Do a google search for “engineer” and you will find a preponderance of hard hats, girders and xy chromosomes.
In the real world, women make up 51% of the UK working age population, yet only account for 8% of professional engineers. Meanwhile 29% of primary school children are Black or Minority Ethnic (BME), yet 6% of professional engineers are BME.
A review of the Royal Academy of Engineering’s Diversity Programme (2011-2016) was released on Wednesday 1 June.
It says the long-standing problem will need to be addressed in light of a looming skills shortage.
Estimates on how many extra engineers will be needed by 2022 range from 500,000 to 1.8M. Either way, this would roughly equate to a doubling of the number of graduates and apprentices coming out of universities.
The origins of the Diversity Programme date back to discussions in 2008, with £200,000 from the Department Business, Innovation and Skills kicking off the programme in 2011.

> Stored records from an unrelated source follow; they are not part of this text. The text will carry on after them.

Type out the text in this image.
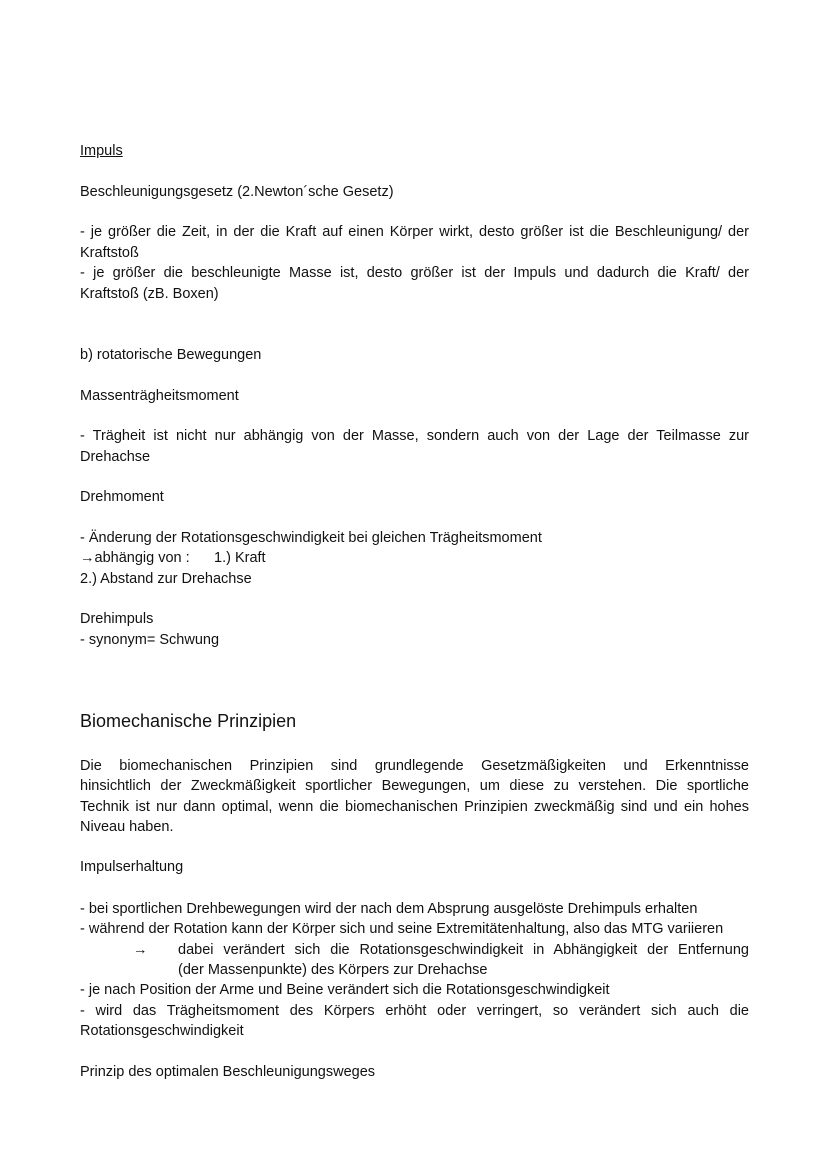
Impuls
Beschleunigungsgesetz (2.Newton´sche Gesetz)
- je größer die Zeit, in der die Kraft auf einen Körper wirkt, desto größer ist die Beschleunigung/ der
Kraftstoß
- je größer die beschleunigte Masse ist, desto größer ist der Impuls und dadurch die Kraft/ der
Kraftstoß (zB. Boxen)
b) rotatorische Bewegungen
Massenträgheitsmoment
- Trägheit ist nicht nur abhängig von der Masse, sondern auch von der Lage der Teilmasse zur
Drehachse
Drehmoment
- Änderung der Rotationsgeschwindigkeit bei gleichen Trägheitsmoment
→abhängig von : 1.) Kraft
2.) Abstand zur Drehachse
Drehimpuls
- synonym= Schwung
Biomechanische Prinzipien
Die biomechanischen Prinzipien sind grundlegende Gesetzmäßigkeiten und Erkenntnisse
hinsichtlich der Zweckmäßigkeit sportlicher Bewegungen, um diese zu verstehen. Die sportliche
Technik ist nur dann optimal, wenn die biomechanischen Prinzipien zweckmäßig sind und ein hohes
Niveau haben.
Impulserhaltung
- bei sportlichen Drehbewegungen wird der nach dem Absprung ausgelöste Drehimpuls erhalten
- während der Rotation kann der Körper sich und seine Extremitätenhaltung, also das MTG variieren
→ dabei verändert sich die Rotationsgeschwindigkeit in Abhängigkeit der Entfernung
(der Massenpunkte) des Körpers zur Drehachse
- je nach Position der Arme und Beine verändert sich die Rotationsgeschwindigkeit
- wird das Trägheitsmoment des Körpers erhöht oder verringert, so verändert sich auch die
Rotationsgeschwindigkeit
Prinzip des optimalen Beschleunigungsweges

But Royal Academy of Engineering chief executive Philip Greenish makes light of the meagre funding, saying it forced the Academy to actively engage its partners and professional institutions.
Thirty two professional engineering institutions are signed up to a concordat (a non-binding voluntary agreement) with the stated goals to commit, take action and measure progress on diversity.
Perhaps interestingly, three professional engineering institutions did not sign, but the Academy now boasts that 99% of professionals in the industry are covered by a signing body.
But Greenish remains realistic about the progress made.
“There’s been a slight improvement, but it’s still a lousy figure,” Greenish says.
Business, Innovation and Skills secretary Sajid Javid says it’s “staggering” that 94% of the engineering profession is white.
“Nobody is suggesting that women or people from ethnic minorities are somehow unsuited to careers in engineering, so there must be other factors in play.”
As outgoing Diversity Committee chair professor Dame Wendy Hall calls the report “a milestone”, but as an engineer for more than 30 years, Hall said she was “frustrated at the current pace”.
“I liken it [diversity] to making a clearing in the jungle, it requires a huge amount of effort, people. And then suddenly, we’ve all gone somewhere else and the jungle grows back.
“It’s about constant vigilance in this area, because it’s too fragile, too embryonic, too early to say ‘tick, we’re done’
“At this rate it will be another century before we see a real difference. The skills gap is getting wider. We need to create a buzz that says anyone can enjoy a career in engineering.”
Incoming chair of the newly named ‘Diversity and Inclusion Programme’ Dervilla Mitchell said she was pleased with the work to date, but the industry was changing and needed to evolve.
The Arup director said she was “quite frequently surprised” by the lack of progress.
“Our focus going forward is to be more explicitly centred on what we can do well to galvanise the profession and increase inclusion.”
In the four-year strategy ahead, Mitchell said there would be a three-stage process: inspiring students from a young age, to developing professionals mid-career, as well as building leadership.
She says work needs to happen at all levels, to change the mindset across the profession: “That means not just turning up, reading the report, but actively championing the cause. More and more engagement.
“We want an engineering-wide recognition of the need for diversity and inclusion.
- She made a direct plea for engineers to “deliver the project”.
“We deliver projects in our day jobs all the time. Think of diversity as another project to deliver on.”
The report attempts to “build a business case” for diversity. It quotes studies that show a connection between diversity and company performance: firms with a diverse range of staff showed higher financial returns on average compared to their industry counterparts, as well as greater innovation, staff motivation and increased customer satisfaction.
In addition, regulators will soon require large companies (more than 250 people) to report on their gender pay gap, and there are nine characteristics (including gender, race, age, disability, pregnancy and religion) are currently protected under law.
National Equality Standard chief executive Arun Batra says companies should show a strong public commitment to diversity, dedicate resources to the problem and monitor data on progress.
“Companies are willing to discuss risk when it comes to mergers or takeovers, but when it comes to taking on new staff, risking engagement with somebody from a different background, it somehow becomes a different equation.”
Royal Academy of Engineering head of diversity Bola Fatimilehin says the transition point of moving from university to work is a problem area: 25% of engineering students are Black or Minority Ethnic, while just 6% of engineering professionals are BME.
“When any woman anywhere hears a discussion about engineering and says ‘yes, that’s about me’. That is something of an acid test,” Fatimilehin says.
- The engineering workforce is 94% white and 92% male.
- Women make up 51% of the working age population, but only 8 per cent of professional engineers.
- 6%of professional engineers are black and minority ethnic (BME) but 29% of primary school children are BME.
- Companies in the top quartile for racial/ethnic diversity were 30% more likely to have financial returns above their national industry median.
- Companies in the top quartile for gender diversity were 15% more likely to have financial returns that were above their national industry median.